NYC Carwash Workers Plan Union Drive
Hoping to replicate the success of their brothers and sisters in Los Angeles, carwash workers in New York City are launching a unionization drive in a bid to clean up labor practices in their troubled industry. Kirk Semple reports for the New York Times:
At a carwash in an industrial patch of Astoria, Queens, Adan Nicolas, a Mexican immigrant, is preparing to open the newest front in New York City’s labor battles.
His bosses have often paid him and the other carwash workers less than minimum wage and have cheated them on overtime pay, Mr. Nicolas said. The workers, he said, are not provided with protective gear but are forced to use caustic cleaners that burn their eyes and noses.
Community organizers say these kinds of violations are rampant among local carwashes.
So for the past several weeks, under the tutelage of immigrants’ advocates, Mr.

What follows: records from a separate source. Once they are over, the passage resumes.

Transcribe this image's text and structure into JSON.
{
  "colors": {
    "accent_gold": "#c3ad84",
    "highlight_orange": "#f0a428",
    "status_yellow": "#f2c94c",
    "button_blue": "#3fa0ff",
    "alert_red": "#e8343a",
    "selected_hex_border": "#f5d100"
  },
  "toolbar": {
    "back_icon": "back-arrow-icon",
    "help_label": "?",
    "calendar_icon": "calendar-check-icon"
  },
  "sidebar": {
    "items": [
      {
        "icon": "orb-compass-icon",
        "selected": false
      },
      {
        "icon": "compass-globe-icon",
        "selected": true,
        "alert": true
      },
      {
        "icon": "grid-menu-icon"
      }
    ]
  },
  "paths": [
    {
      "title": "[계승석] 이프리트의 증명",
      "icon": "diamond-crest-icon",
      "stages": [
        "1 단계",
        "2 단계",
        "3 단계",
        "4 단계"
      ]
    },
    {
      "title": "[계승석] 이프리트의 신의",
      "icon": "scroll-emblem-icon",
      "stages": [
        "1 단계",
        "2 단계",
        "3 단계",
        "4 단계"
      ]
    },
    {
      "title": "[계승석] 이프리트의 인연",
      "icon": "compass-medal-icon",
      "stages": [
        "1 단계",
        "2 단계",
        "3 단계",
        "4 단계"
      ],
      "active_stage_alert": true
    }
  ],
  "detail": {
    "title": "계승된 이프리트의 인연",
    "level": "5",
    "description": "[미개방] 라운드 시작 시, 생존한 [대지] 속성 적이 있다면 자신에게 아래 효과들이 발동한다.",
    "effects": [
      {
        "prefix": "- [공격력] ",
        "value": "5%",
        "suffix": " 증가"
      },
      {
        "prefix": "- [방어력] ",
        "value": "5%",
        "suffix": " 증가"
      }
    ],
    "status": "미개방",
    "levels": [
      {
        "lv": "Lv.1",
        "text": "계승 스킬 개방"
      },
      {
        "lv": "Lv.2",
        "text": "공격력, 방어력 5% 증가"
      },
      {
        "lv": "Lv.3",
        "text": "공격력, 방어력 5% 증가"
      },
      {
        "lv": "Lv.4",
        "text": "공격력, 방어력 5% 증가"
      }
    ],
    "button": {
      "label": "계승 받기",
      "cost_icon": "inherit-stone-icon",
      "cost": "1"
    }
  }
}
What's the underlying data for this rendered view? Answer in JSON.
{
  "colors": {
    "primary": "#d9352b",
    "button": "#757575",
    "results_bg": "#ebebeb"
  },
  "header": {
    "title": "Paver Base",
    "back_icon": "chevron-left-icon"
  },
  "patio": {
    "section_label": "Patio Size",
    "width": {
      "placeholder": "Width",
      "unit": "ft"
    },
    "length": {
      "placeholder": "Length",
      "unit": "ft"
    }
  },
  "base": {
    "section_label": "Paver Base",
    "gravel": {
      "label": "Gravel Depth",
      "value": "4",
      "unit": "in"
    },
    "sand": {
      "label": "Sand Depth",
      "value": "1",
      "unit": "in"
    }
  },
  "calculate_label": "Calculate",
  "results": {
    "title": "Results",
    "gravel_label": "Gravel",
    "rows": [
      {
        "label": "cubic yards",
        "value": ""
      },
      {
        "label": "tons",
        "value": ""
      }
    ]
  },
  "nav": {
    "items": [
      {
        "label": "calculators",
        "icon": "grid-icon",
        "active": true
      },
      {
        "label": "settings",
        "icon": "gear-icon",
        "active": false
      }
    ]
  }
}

Nicolas, 31, has been briefing his colleagues in rudimentary labor law and the language of organizing. Out of the sight of bosses, similar conversations have been unfolding at other carwashes around New York City.
“We’re all ready to fight for our rights and have a dignified place to work, and not to be abused like we are today,” Mr. Nicolas said.
On Tuesday, a coalition of community and labor organizations plans to introduce a citywide campaign to reform the carwash industry. The union advocates, in turn, hope to use the campaign to unionize carwash workers across the city, most of whom are immigrants.
Similar campaigns in Los Angeles have so far yielded collective bargaining agreements at three car washes.